À Marseille, le théâtre sauve la République, porté par un public présent, engagé, déterminé et enthousiaste. Un public qui participa volontiers à l’hommage aux victimes proposé à la fin du spectacle par la troupe. 65 rue d’Aubagne est une production généreuse de La Criée, illustre théâtre amarré au Vieux Port – navire à quai dont l’équipage fait entendre (si on prête bien l’oreille) une autre Marseillaise : « Aux planches citoyen.ne.s ! Performez le réel ! Jouons ! Jouons ! Qu’un vent nouveau souffle… sur le pays ! »

Jean-Pierre Haddad

Théâtre de l’Astronef, 118 Chemin de Mimet, 13015 Marseille.

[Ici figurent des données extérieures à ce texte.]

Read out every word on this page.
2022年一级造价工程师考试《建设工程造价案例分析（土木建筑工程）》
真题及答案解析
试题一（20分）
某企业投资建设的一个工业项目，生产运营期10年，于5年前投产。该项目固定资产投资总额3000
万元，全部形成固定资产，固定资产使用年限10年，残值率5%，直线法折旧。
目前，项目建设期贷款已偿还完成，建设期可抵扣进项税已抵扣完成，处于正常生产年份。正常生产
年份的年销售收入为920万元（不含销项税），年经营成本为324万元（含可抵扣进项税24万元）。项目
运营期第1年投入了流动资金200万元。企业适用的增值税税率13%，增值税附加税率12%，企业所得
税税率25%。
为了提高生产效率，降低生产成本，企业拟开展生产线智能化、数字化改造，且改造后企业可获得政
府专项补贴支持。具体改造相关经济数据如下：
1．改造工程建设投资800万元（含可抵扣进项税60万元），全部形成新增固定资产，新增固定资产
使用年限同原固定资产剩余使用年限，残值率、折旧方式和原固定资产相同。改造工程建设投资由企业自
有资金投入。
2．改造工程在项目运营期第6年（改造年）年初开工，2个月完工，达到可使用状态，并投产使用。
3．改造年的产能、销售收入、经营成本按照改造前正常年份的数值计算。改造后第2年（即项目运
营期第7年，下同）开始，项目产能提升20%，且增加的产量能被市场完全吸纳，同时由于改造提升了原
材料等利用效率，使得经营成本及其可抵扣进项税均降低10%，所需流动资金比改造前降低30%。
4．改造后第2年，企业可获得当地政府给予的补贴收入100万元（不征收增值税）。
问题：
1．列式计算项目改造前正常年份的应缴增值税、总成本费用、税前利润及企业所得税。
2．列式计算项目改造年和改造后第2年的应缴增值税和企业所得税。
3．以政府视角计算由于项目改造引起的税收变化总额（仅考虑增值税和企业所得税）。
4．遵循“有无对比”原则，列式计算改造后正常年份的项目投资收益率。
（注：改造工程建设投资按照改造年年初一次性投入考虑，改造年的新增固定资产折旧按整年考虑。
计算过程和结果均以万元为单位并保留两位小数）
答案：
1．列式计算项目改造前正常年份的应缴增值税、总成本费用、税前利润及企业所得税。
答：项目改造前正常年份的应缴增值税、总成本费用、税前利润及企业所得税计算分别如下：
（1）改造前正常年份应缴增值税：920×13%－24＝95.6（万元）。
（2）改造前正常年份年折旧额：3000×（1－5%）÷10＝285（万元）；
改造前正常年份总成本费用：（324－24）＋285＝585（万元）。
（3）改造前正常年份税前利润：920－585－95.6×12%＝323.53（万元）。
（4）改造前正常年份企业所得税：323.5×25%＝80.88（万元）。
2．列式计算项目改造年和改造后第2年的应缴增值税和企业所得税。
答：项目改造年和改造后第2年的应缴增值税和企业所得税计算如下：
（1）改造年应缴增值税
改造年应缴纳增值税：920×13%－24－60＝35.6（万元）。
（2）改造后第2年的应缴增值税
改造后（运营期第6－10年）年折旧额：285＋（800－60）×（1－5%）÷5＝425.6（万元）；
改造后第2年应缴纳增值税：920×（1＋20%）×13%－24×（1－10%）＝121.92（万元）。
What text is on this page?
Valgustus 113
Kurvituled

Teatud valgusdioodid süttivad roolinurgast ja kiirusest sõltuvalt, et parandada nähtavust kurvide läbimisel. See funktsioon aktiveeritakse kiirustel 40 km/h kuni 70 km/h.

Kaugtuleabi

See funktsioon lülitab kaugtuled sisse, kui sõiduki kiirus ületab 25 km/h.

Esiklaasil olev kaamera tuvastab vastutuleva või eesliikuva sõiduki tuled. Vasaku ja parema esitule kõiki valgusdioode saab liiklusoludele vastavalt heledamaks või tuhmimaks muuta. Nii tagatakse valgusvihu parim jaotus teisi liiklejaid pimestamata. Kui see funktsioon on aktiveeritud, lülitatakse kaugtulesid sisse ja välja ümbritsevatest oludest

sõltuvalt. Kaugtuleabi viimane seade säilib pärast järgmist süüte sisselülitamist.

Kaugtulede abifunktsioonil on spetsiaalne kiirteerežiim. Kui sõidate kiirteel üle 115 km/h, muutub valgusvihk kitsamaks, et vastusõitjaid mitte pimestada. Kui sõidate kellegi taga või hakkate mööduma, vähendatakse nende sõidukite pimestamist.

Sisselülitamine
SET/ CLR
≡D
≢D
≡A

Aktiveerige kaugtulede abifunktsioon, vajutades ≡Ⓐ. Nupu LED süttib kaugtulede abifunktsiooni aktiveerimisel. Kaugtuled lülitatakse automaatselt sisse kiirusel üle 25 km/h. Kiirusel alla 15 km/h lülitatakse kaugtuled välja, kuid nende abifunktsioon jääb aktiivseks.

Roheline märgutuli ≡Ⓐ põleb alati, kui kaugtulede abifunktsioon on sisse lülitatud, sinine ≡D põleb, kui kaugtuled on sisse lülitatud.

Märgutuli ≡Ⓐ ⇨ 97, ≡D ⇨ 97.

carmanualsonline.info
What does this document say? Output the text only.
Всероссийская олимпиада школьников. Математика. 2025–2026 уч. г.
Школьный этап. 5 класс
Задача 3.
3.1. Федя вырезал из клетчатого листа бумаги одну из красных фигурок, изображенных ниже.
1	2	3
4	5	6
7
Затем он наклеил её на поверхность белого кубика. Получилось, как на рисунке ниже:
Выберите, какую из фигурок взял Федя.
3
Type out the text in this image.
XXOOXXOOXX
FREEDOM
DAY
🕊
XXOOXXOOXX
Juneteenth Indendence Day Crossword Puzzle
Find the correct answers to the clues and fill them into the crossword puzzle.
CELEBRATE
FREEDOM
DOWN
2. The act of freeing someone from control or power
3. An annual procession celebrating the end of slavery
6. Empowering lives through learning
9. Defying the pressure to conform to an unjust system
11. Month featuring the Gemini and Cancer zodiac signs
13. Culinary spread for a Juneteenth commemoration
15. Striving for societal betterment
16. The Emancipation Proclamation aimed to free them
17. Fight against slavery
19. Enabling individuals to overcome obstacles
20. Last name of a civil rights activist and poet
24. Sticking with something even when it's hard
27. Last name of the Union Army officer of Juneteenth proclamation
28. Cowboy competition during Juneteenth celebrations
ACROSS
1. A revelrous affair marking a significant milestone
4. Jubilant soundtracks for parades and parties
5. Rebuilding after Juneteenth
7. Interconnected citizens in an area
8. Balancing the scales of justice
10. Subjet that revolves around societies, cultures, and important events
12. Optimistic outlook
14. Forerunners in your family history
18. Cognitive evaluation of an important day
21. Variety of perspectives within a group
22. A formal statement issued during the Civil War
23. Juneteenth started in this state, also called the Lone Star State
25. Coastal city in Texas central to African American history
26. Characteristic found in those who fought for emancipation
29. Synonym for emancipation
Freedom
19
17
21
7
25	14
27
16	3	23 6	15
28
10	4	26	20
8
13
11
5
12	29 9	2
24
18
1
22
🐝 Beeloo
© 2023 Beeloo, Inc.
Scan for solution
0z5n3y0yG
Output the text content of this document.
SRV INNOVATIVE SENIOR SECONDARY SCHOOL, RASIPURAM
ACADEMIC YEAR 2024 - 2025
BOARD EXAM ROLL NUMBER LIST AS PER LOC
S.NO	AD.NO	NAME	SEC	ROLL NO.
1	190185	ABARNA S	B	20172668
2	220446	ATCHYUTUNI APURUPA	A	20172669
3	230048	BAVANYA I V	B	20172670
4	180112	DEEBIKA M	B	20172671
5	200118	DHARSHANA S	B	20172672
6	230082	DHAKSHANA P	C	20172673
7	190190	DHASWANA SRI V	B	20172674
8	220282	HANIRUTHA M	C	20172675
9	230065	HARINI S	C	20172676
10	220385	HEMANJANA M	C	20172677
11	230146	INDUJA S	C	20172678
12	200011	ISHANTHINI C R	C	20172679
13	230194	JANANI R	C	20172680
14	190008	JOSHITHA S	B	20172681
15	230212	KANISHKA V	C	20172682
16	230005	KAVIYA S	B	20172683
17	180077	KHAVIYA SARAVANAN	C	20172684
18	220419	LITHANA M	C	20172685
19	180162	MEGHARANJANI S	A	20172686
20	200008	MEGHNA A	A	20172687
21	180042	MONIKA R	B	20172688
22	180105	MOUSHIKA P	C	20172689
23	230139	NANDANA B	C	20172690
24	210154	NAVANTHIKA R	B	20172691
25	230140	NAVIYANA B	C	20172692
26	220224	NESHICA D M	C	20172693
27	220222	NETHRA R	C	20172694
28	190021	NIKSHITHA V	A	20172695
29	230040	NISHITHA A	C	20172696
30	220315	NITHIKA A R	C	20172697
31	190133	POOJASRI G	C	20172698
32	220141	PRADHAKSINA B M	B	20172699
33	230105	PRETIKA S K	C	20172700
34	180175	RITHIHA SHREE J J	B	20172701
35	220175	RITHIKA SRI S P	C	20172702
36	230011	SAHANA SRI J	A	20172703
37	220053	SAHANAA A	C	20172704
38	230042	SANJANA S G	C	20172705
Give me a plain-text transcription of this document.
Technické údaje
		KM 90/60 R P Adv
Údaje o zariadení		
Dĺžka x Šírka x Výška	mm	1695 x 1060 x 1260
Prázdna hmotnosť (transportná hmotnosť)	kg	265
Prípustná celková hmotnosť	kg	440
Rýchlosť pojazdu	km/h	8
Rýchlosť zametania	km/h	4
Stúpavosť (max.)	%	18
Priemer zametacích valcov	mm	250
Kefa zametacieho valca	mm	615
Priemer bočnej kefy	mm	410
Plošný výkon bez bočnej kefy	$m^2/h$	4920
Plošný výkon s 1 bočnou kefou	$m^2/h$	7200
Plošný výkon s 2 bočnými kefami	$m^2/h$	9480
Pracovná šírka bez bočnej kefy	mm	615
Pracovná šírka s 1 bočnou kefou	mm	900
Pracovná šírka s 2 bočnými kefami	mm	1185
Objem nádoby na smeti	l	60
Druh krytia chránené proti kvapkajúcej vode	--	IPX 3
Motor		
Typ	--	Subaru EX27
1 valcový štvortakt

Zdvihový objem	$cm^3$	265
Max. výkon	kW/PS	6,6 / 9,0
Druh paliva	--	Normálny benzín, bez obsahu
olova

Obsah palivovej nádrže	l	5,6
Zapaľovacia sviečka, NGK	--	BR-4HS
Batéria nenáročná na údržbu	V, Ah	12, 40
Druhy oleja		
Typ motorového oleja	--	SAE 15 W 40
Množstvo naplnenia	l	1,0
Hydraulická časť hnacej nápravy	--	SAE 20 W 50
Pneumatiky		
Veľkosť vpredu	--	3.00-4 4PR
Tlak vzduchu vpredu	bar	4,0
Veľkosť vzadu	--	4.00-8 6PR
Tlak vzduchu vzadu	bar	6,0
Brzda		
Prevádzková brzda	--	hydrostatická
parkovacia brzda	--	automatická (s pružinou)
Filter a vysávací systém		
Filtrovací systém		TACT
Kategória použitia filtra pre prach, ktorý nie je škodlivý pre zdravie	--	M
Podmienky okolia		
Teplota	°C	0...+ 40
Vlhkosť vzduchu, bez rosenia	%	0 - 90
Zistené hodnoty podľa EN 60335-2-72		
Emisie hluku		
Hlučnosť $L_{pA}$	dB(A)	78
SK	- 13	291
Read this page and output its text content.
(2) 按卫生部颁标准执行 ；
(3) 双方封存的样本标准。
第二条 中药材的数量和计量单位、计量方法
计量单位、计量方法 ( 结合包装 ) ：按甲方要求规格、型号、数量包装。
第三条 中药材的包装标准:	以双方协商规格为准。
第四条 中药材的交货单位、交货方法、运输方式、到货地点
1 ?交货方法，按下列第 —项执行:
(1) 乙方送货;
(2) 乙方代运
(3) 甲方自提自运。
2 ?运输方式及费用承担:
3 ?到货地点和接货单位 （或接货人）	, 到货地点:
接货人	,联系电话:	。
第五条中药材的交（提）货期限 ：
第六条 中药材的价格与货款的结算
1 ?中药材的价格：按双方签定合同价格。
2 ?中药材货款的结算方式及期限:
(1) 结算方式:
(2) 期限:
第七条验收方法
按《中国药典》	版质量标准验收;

Du 15 au 17 octobre 2025, à 20h.

Site du théâtre : https://astronef.org/saison-2025-2026

Tournée sous forme itinérante à Marseille : Du 6 au 9 Novembre 2025, Théâtre de l’Œuvre, Marseille / Le 14 Novembre 2025, Centre Social de l’Estaque / 23 Novembre 2025, Centre Social du Roy d’Espagne / 28 Novembre 2025 Centre Social La Rougière / 29 Novembre 2025, Centre Social Fissiaux / 19 Décembre 2025, Centre Social Saint-Mauront / Février 2026, Aix-Marseille Université (AMU)

Forme plateau : 20 & 21 Novembre 2025, Théâtre Vitez, Aix-en-Provence / Du 14 au 18 Janvier 2026, La Criée, Théâtre National de Marseille.